4.1Ingevolge artikel 1.1.1, eerste lid, van de Wmo 2015 wordt onder maatschappelijke ondersteuning onder meer verstaan: het ondersteunen van de zelfredzaamheid en de participatie van personen met een beperking of met chronische psychische of psychosociale problemen zoveel mogelijk in de eigen leefomgeving.
Onder een algemene voorziening wordt verstaan: aanbod van diensten of activiteiten dat, zonder voorafgaand onderzoek naar de behoeften, persoonskenmerken en mogelijkheden van de gebruikers, toegankelijk is en dat is gericht op maatschappelijke ondersteuning.
Ingevolge artikel 2.1.2, eerste lid, van de Wmo 2015 stelt de gemeenteraad periodiek een plan vast met betrekking tot het door het gemeentebestuur te voeren beleid met betrekking tot maatschappelijke ondersteuning.
Ingevolge artikel 2.1.3, eerste lid, van de Wmo 2015 stelt de gemeenteraad bij verordening de regels vast die noodzakelijk zijn voor de uitvoering van het in artikel 2.1.2 bedoelde plan en de door het college ter uitvoering daarvan te nemen besluiten of te verrichten handelingen.
Ingevolge artikel 2.3.1 van de Wmo 2015 draagt het college er zorg voor dat aan personen die daarvoor in aanmerking komen een maatwerkvoorziening wordt verstrekt.
Artikel 2.2.3 van de Wmo 2015 bevat de opdracht aan verweerder om de algemene voorzieningen te treffen die noodzakelijk zijn ter uitvoering van het plan en ter bevordering van de zelfredzaamheid, participatie en opvang.
In artikel 2.3.2, eerste lid, van de Wmo 2015 is bepaald dat indien bij het college melding wordt gedaan van een behoefte aan maatschappelijke ondersteuning, het college in samenspraak met degene door of namens wie de melding is gedaan en waar mogelijk met de mantelzorger of mantelzorgers dan wel diens vertegenwoordiger, zo spoedig mogelijk, doch uiterlijk binnen zes weken, een onderzoek uitvoert overeenkomstig het tweede tot en met achtste lid. Het college bevestigt de ontvangst van de melding.

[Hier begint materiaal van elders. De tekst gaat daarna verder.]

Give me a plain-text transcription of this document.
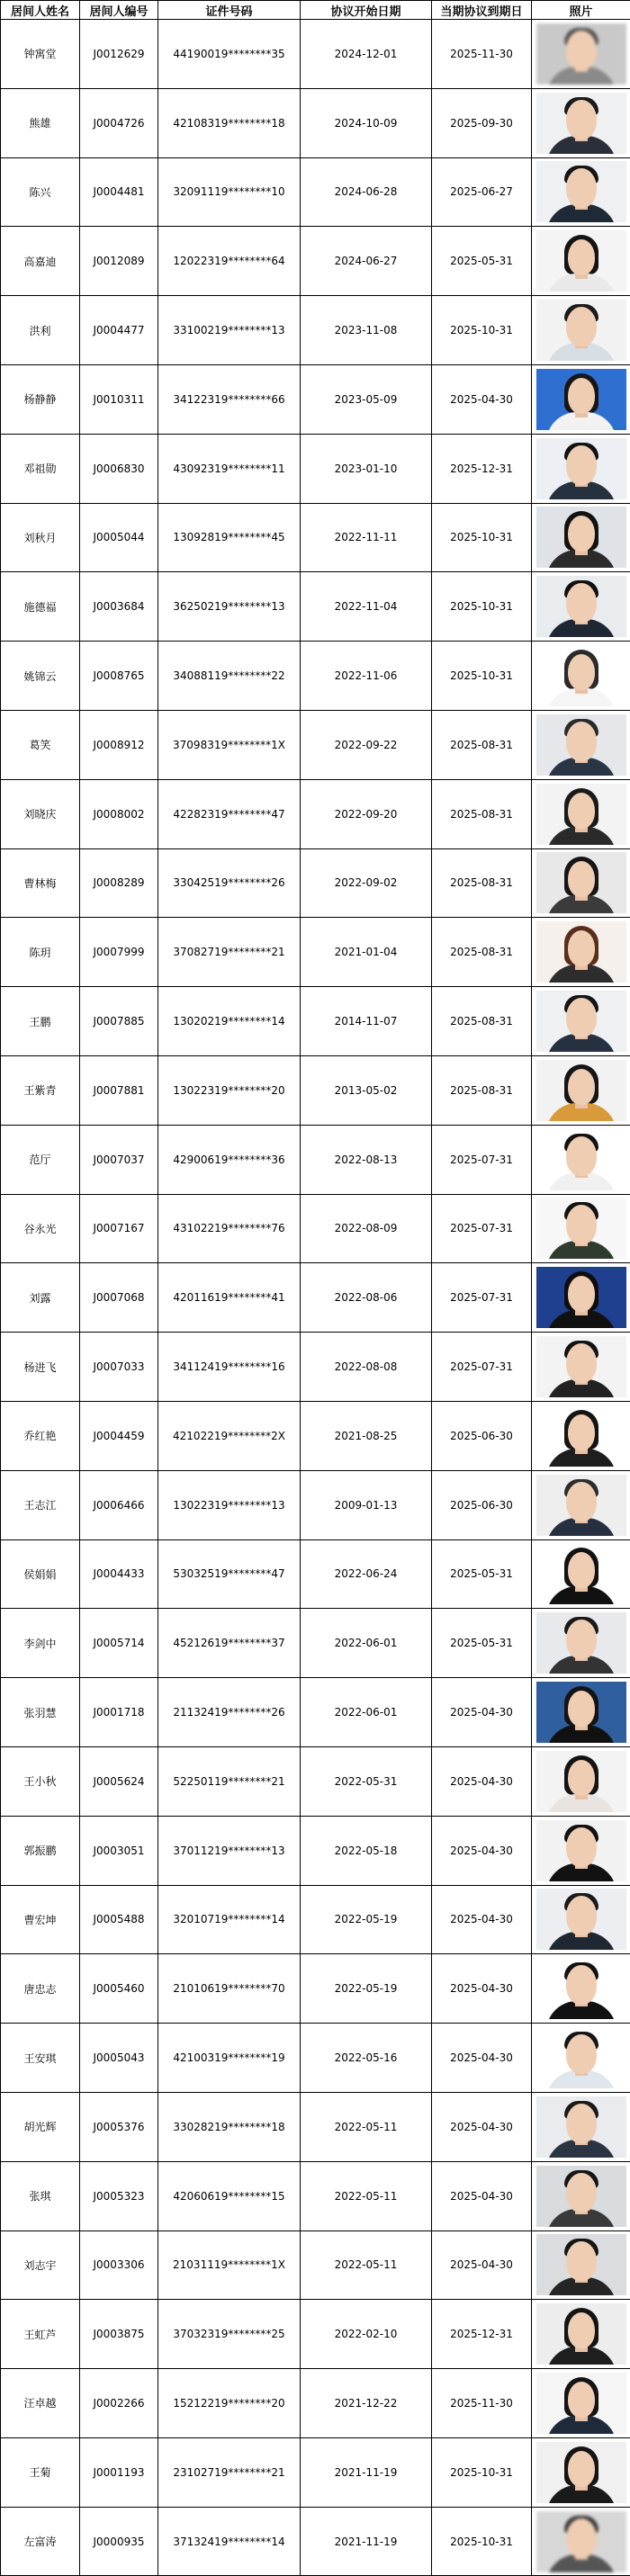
居间人姓名	居间人编号	证件号码	协议开始日期	当期协议到期日	照片
钟寓堂	J0012629	44190019********35	2024-12-01	2025-11-30	

熊雄	J0004726	42108319********18	2024-10-09	2025-09-30	

陈兴	J0004481	32091119********10	2024-06-28	2025-06-27	

高嘉迪	J0012089	12022319********64	2024-06-27	2025-05-31	

洪利	J0004477	33100219********13	2023-11-08	2025-10-31	

杨静静	J0010311	34122319********66	2023-05-09	2025-04-30	

邓祖勋	J0006830	43092319********11	2023-01-10	2025-12-31	

刘秋月	J0005044	13092819********45	2022-11-11	2025-10-31	

施德福	J0003684	36250219********13	2022-11-04	2025-10-31	

姚锦云	J0008765	34088119********22	2022-11-06	2025-10-31	

葛笑	J0008912	37098319********1X	2022-09-22	2025-08-31	

刘晓庆	J0008002	42282319********47	2022-09-20	2025-08-31	

曹林梅	J0008289	33042519********26	2022-09-02	2025-08-31	

陈玥	J0007999	37082719********21	2021-01-04	2025-08-31	

王鹏	J0007885	13020219********14	2014-11-07	2025-08-31	

王紫青	J0007881	13022319********20	2013-05-02	2025-08-31	

范厅	J0007037	42900619********36	2022-08-13	2025-07-31	

谷永光	J0007167	43102219********76	2022-08-09	2025-07-31	

刘露	J0007068	42011619********41	2022-08-06	2025-07-31	

杨进飞	J0007033	34112419********16	2022-08-08	2025-07-31	

乔红艳	J0004459	42102219********2X	2021-08-25	2025-06-30	

王志江	J0006466	13022319********13	2009-01-13	2025-06-30	

侯娟娟	J0004433	53032519********47	2022-06-24	2025-05-31	

李剑中	J0005714	45212619********37	2022-06-01	2025-05-31	

张羽慧	J0001718	21132419********26	2022-06-01	2025-04-30	

王小秋	J0005624	52250119********21	2022-05-31	2025-04-30	

郭振鹏	J0003051	37011219********13	2022-05-18	2025-04-30	

曹宏坤	J0005488	32010719********14	2022-05-19	2025-04-30	

唐忠志	J0005460	21010619********70	2022-05-19	2025-04-30	

王安琪	J0005043	42100319********19	2022-05-16	2025-04-30	

胡光辉	J0005376	33028219********18	2022-05-11	2025-04-30	

张琪	J0005323	42060619********15	2022-05-11	2025-04-30	

刘志宇	J0003306	21031119********1X	2022-05-11	2025-04-30	

王虹芦	J0003875	37032319********25	2022-02-10	2025-12-31	

汪卓越	J0002266	15212219********20	2021-12-22	2025-11-30	

王菊	J0001193	23102719********21	2021-11-19	2025-10-31	

左富涛	J0000935	37132419********14	2021-11-19	2025-10-31	
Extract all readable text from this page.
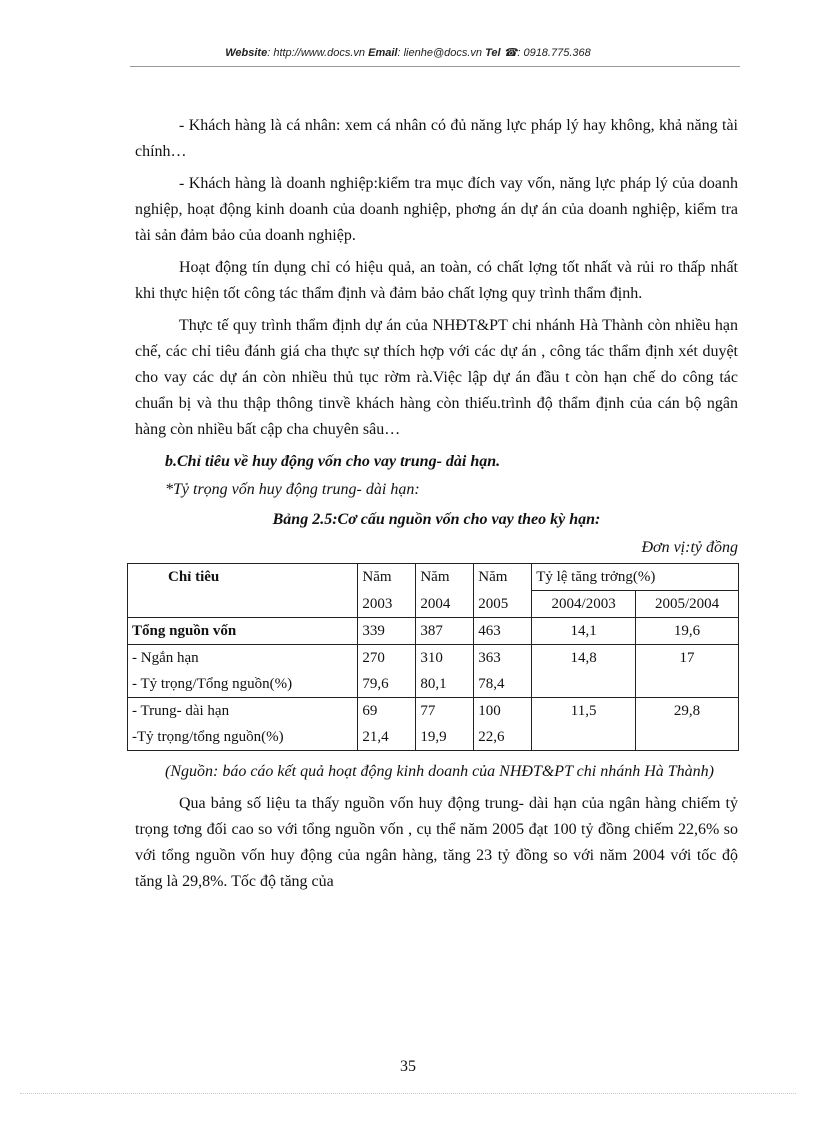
Website: http://www.docs.vn Email: lienhe@docs.vn Tel ☎: 0918.775.368

- Khách hàng là cá nhân: xem cá nhân có đủ năng lực pháp lý hay không, khả năng tài chính…

- Khách hàng là doanh nghiệp:kiểm tra mục đích vay vốn, năng lực pháp lý của doanh nghiệp, hoạt động kinh doanh của doanh nghiệp, phơng án dự án của doanh nghiệp, kiểm tra tài sản đảm bảo của doanh nghiệp.

Hoạt động tín dụng chỉ có hiệu quả, an toàn, có chất lợng tốt nhất và rủi ro thấp nhất khi thực hiện tốt công tác thẩm định và đảm bảo chất lợng quy trình thẩm định.

Thực tế quy trình thẩm định dự án của NHĐT&PT chi nhánh Hà Thành còn nhiều hạn chế, các chỉ tiêu đánh giá cha thực sự thích hợp với các dự án , công tác thẩm định xét duyệt cho vay các dự án còn nhiều thủ tục rờm rà.Việc lập dự án đầu t còn hạn chế do công tác chuẩn bị và thu thập thông tinvề khách hàng còn thiếu.trình độ thẩm định của cán bộ ngân hàng còn nhiều bất cập cha chuyên sâu…

b.Chỉ tiêu về huy động vốn cho vay trung- dài hạn.
*Tỷ trọng vốn huy động trung- dài hạn:
Bảng 2.5:Cơ cấu nguồn vốn cho vay theo kỳ hạn:
Đơn vị:tỷ đồng
Chỉ tiêu	Năm	Năm	Năm	Tỷ lệ tăng trởng(%)	
	2003	2004	2005	2004/2003	2005/2004
Tổng nguồn vốn	339	387	463	14,1	19,6
- Ngắn hạn	270	310	363	14,8	17
- Tỷ trọng/Tổng nguồn(%)	79,6	80,1	78,4		
- Trung- dài hạn	69	77	100	11,5	29,8
-Tỷ trọng/tổng nguồn(%)	21,4	19,9	22,6		
(Nguồn: báo cáo kết quả hoạt động kinh doanh của NHĐT&PT chi nhánh Hà Thành)

Qua bảng số liệu ta thấy nguồn vốn huy động trung- dài hạn của ngân hàng chiếm tỷ trọng tơng đối cao so với tổng nguồn vốn , cụ thể năm 2005 đạt 100 tỷ đồng chiếm 22,6% so với tổng nguồn vốn huy động của ngân hàng, tăng 23 tỷ đồng so với năm 2004 với tốc độ tăng là 29,8%. Tốc độ tăng của

35
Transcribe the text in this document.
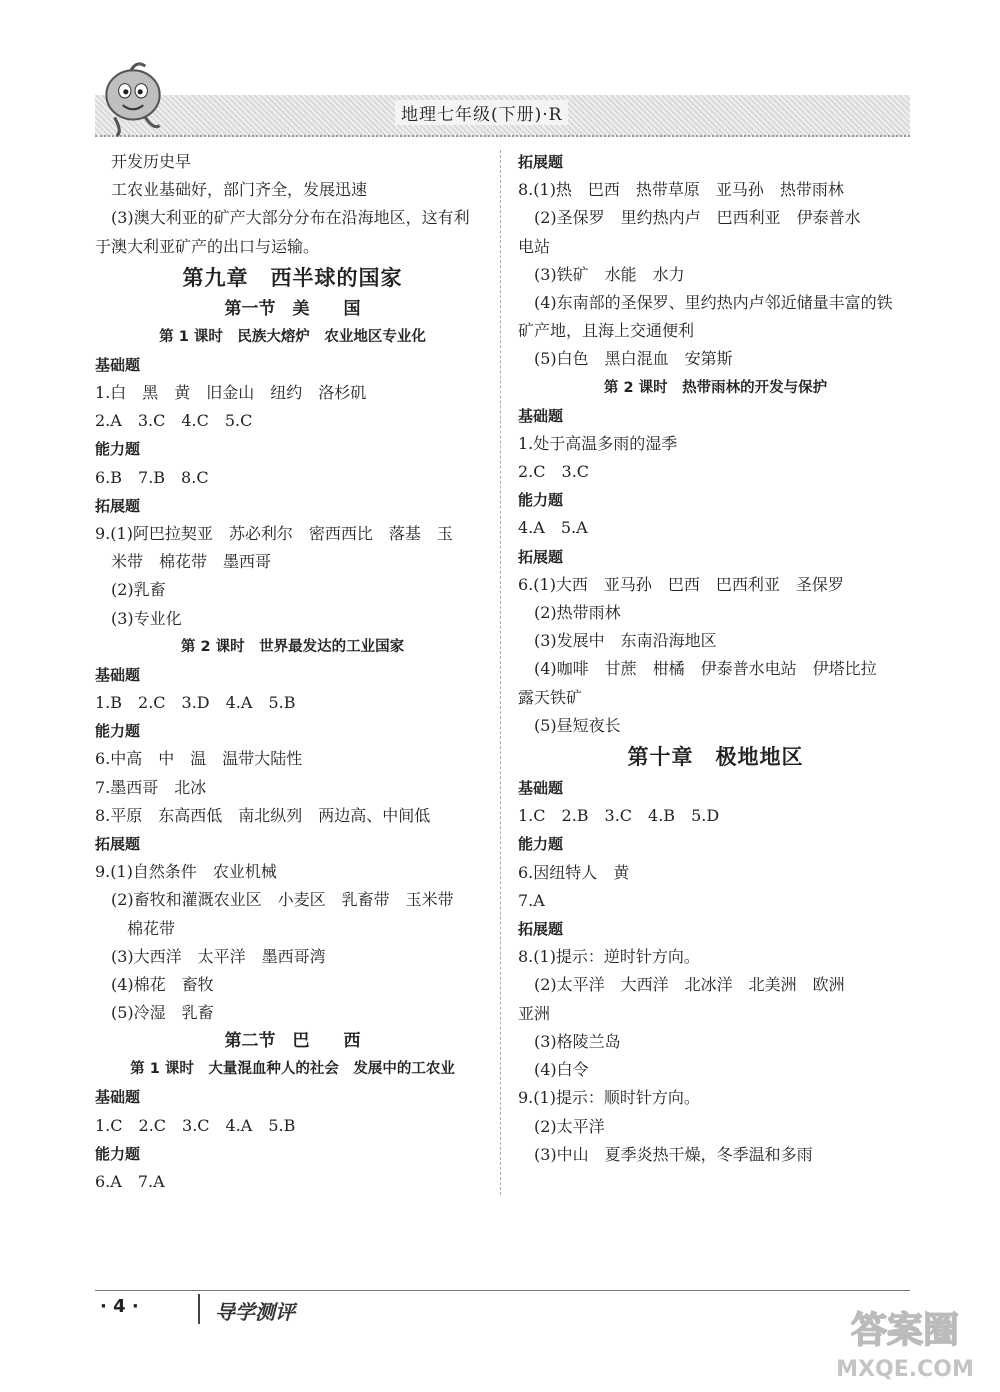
地理七年级(下册)·R
开发历史早
工农业基础好，部门齐全，发展迅速
(3)澳大利亚的矿产大部分分布在沿海地区，这有利
于澳大利亚矿产的出口与运输。
第九章　西半球的国家
第一节　美　　国
第 1 课时　民族大熔炉　农业地区专业化
基础题
1.白　黑　黄　旧金山　纽约　洛杉矶
2.A　3.C　4.C　5.C
能力题
6.B　7.B　8.C
拓展题
9.(1)阿巴拉契亚　苏必利尔　密西西比　落基　玉
米带　棉花带　墨西哥
(2)乳畜
(3)专业化
第 2 课时　世界最发达的工业国家
基础题
1.B　2.C　3.D　4.A　5.B
能力题
6.中高　中　温　温带大陆性
7.墨西哥　北冰
8.平原　东高西低　南北纵列　两边高、中间低
拓展题
9.(1)自然条件　农业机械
(2)畜牧和灌溉农业区　小麦区　乳畜带　玉米带
　棉花带
(3)大西洋　太平洋　墨西哥湾
(4)棉花　畜牧
(5)冷湿　乳畜
第二节　巴　　西
第 1 课时　大量混血种人的社会　发展中的工农业
基础题
1.C　2.C　3.C　4.A　5.B
能力题
6.A　7.A
拓展题
8.(1)热　巴西　热带草原　亚马孙　热带雨林
(2)圣保罗　里约热内卢　巴西利亚　伊泰普水
电站
(3)铁矿　水能　水力
(4)东南部的圣保罗、里约热内卢邻近储量丰富的铁
矿产地，且海上交通便利
(5)白色　黑白混血　安第斯
第 2 课时　热带雨林的开发与保护
基础题
1.处于高温多雨的湿季
2.C　3.C
能力题
4.A　5.A
拓展题
6.(1)大西　亚马孙　巴西　巴西利亚　圣保罗
(2)热带雨林
(3)发展中　东南沿海地区
(4)咖啡　甘蔗　柑橘　伊泰普水电站　伊塔比拉
露天铁矿
(5)昼短夜长
第十章　极地地区
基础题
1.C　2.B　3.C　4.B　5.D
能力题
6.因纽特人　黄
7.A
拓展题
8.(1)提示：逆时针方向。
(2)太平洋　大西洋　北冰洋　北美洲　欧洲
亚洲
(3)格陵兰岛
(4)白令
9.(1)提示：顺时针方向。
(2)太平洋
(3)中山　夏季炎热干燥，冬季温和多雨
· 4 ·	导学测评	答案圈
MXQE.COM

Volgens het vierde lid van dit artikel onderzoekt het college – voor zover hier relevant – :
(…);
e. de mogelijkheden om met gebruikmaking van een algemene voorziening of door het verrichten van maatschappelijk nuttige activiteiten te komen tot verbetering van zijn zelfredzaamheid of zijn participatie, onderscheidenlijk de mogelijkheden om met gebruikmaking van een algemene voorziening te voorzien in zijn behoefte aan beschermd wonen of opvang;
(…).
Artikel 2.3.5, derde lid, van de Wmo 2015 bepaalt dat het college beslist tot verstrekking van een maatwerkvoorziening ter compensatie van de beperkingen in de zelfredzaamheid of participatie die de cliënt ondervindt, voor zover de cliënt deze beperkingen naar het oordeel van het college niet op eigen kracht, met gebruikelijke hulp, met mantelzorg of met hulp van andere personen uit zijn sociale netwerk dan wel met gebruikmaking van algemene voorzieningen kan verminderen of wegnemen. De maatwerkvoorziening levert, rekening houdend met de uitkomsten van het in artikel 2.3.2 bedoelde onderzoek, een passende bijdrage aan het realiseren van een situatie waarin de cliënt in staat wordt gesteld tot zelfredzaamheid of participatie en zo lang mogelijk in de eigen leefomgeving kan blijven.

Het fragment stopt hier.